Depuis dix ans, le journaliste Marc Beaugé et le directeur créatif de la marque Fursac, Gauthier Borsarello, cultivent une amitié dont les liens se tissent autour de leur rapport aux vêtements. Au point de lancer, en 2018, le magazine L’étiquette, le guide du vêtement masculin. Capital a interrogé ces deux chantres du bon goût sur leur passion pour la mode et les nouveaux codes du vestiaire pour hommes.
Comment est née votre passion pour le vêtement ?

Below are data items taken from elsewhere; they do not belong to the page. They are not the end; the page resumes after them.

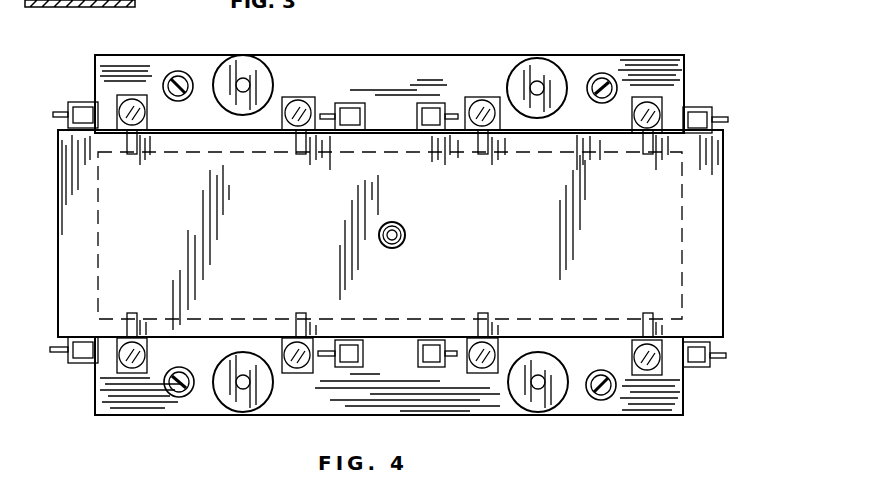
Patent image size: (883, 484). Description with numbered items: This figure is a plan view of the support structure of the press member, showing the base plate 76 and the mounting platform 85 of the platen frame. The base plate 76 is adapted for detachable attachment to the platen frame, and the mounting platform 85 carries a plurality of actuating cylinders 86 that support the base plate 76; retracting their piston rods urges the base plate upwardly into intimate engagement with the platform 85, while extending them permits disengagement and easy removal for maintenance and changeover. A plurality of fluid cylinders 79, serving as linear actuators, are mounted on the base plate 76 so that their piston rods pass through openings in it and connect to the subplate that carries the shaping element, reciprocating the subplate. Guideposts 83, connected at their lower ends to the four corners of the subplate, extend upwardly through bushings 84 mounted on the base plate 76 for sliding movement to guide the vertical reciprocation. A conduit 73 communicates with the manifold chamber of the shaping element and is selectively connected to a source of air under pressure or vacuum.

The conduit 73 is at (406, 233).
The base plate 76 is at (50, 8).
The fluid cylinders 79 is at (255, 62).
The guideposts 83 is at (176, 71).
The bushings 84 is at (604, 73).
The mounting platform 85 is at (55, 252).
The actuating cylinders 86 is at (117, 100).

Marc Beaugé : Elle me vient des sous-cultures anglaises et de leurs liens avec le foot et la musique, des domaines sur lesquels j’ai d’abord écrit quand j’étais au magazine Les Inrockuptibles. Au fil du temps, le vêtement a pris plus d’importance dans mon travail. Depuis une quinzaine d’années, j’écris sur ce thème pour M, le magazine du Monde, mais aussi pour Quotidien.
Gauthier Borsarello : Comme Marc, je ne travaillais pas dans la mode à l’origine, j’étais musicien classique à l’Orchestre de Paris. Mais, depuis le collège, parce que je n’avais pas d’argent pour acheter du neuf, j’ai développé un goût pour le vêtement ancien et la fripe en particulier. C’est une passion qui a fini par me faire quitter ma pratique musicale pour ouvrir un showroom, où je louais et vendais des vêtements vintage aux marques comme source d’inspiration.
Quel est votre objectif avec le magazine bi-annuel “L’étiquette” ?
M.B. : On veut raconter le vêtement comme un objet culturel, aussi noble et signifiant qu’un disque, un livre ou un film. Grâce à lui, on relate l’époque, les gens, la société, l’histoire, l’économie, etc.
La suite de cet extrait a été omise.